SANTO DOMINGO, Dominican Republic – Experts warned Friday that a Dominican court decision to strip citizenship from children of Haitian migrants could cause a human rights crisis, potentially leaving tens of thousands of people stateless, facing mass deportation and discrimination.
Officials promised to create a path to Dominican citizenship, but gave no details about how it would work or who would be covered.
The ruling by the Constitutional Court is final and gives the electoral commission one year to produce a list of people to be excluded from citizenship.
The decision applies to those born after 1929 — a category that overwhelmingly includes descendants of Haitians brought in to work on farms. It appears to affect even their grandchildren, said Wade McMullen, a New York-based attorney at the Robert F. Kennedy Center for Justice & Human Rights.
A U.N.-backed study released this year estimated that there are nearly 210,000 Dominican-born people of Haitian descent and roughly another 34,000 born to parents of another nationality.
Many of those “are now effectively stateless,” McMullen said. “We really don’t know what’s going to happen to those people … Based on what the Dominican government is saying, these people are not Dominican citizens and will have to leave and effectively go to Haiti, where they are also not citizens. It creates an extremely complicated situation.”
The majority of them don’t have Haitian citizenship, have little or no ties to Haiti and likely don’t speak Creole, he said. Getting Haitian citizenship can be complicated too because it is difficult to comply with requirements to prove descent from a Haitian national.
Roberto Rosario, president of the electoral commission, insisted that the government is not denying anyone the right to a nationality, saying people would be able “to legalize themselves through the national legalization plan.”

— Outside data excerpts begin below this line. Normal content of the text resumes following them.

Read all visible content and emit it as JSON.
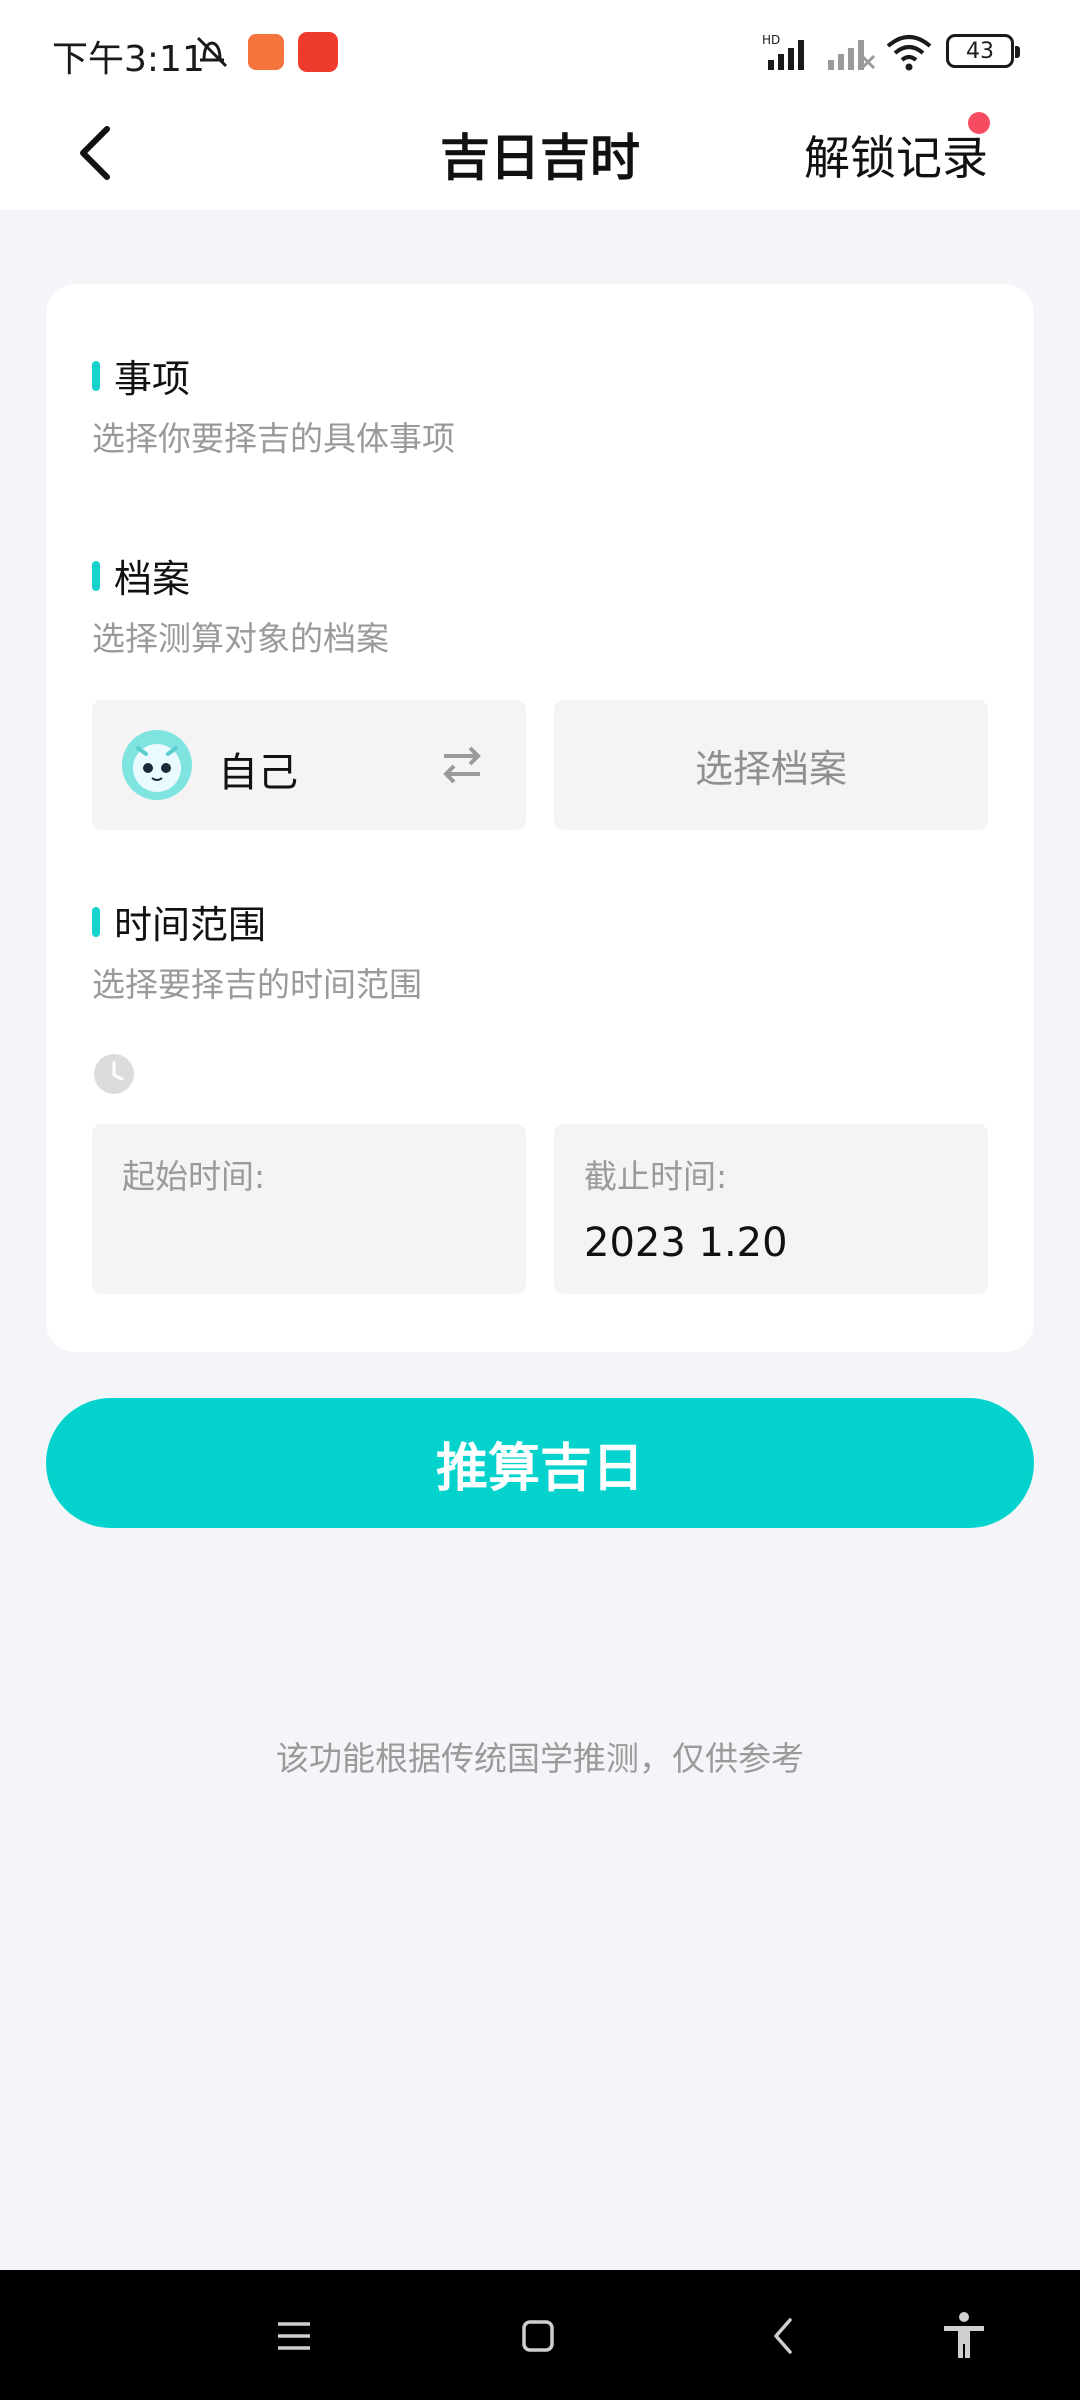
{
  "status_bar": {
    "time": "下午3:11",
    "battery": "43",
    "icons": [
      "mute-icon",
      "app-notification-icon",
      "app-notification-icon",
      "hd-signal-icon",
      "no-signal-icon",
      "wifi-icon",
      "battery-icon"
    ]
  },
  "header": {
    "title": "吉日吉时",
    "right_link": "解锁记录",
    "has_red_dot": true
  },
  "form": {
    "matter": {
      "title": "事项",
      "subtitle": "选择你要择吉的具体事项"
    },
    "profile": {
      "title": "档案",
      "subtitle": "选择测算对象的档案",
      "selected_name": "自己",
      "choose_label": "选择档案"
    },
    "time_range": {
      "title": "时间范围",
      "subtitle": "选择要择吉的时间范围",
      "start_label": "起始时间:",
      "start_value": "",
      "end_label": "截止时间:",
      "end_value": "2023 1.20"
    }
  },
  "cta": {
    "label": "推算吉日"
  },
  "disclaimer": "该功能根据传统国学推测，仅供参考",
  "colors": {
    "accent": "#14d4d0",
    "button": "#04d3cd",
    "background": "#f3f5f8",
    "dot": "#f64b61"
  }
}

However, that plan has not yet been created, despite a 2004 immigration law that called for it, and it was not clear who would be covered.
Once the plan is created and the electoral commission turns in its list, it will take no more than two years for legalization, said Immigration Director Jose Ricardo Taveras, member of a nationalist party that has long complained about the “Haitianization” of the Dominican Republic.
“Far from remaining in limbo like some critics are arguing, (they) will for the first time benefit from a defined status and identity without having to violate the law,” he said.
Meanwhile, the military announced that it had deported 47,700 Haitians caught entering the country in the past year, more than double the nearly 21,000 deported in the previous year.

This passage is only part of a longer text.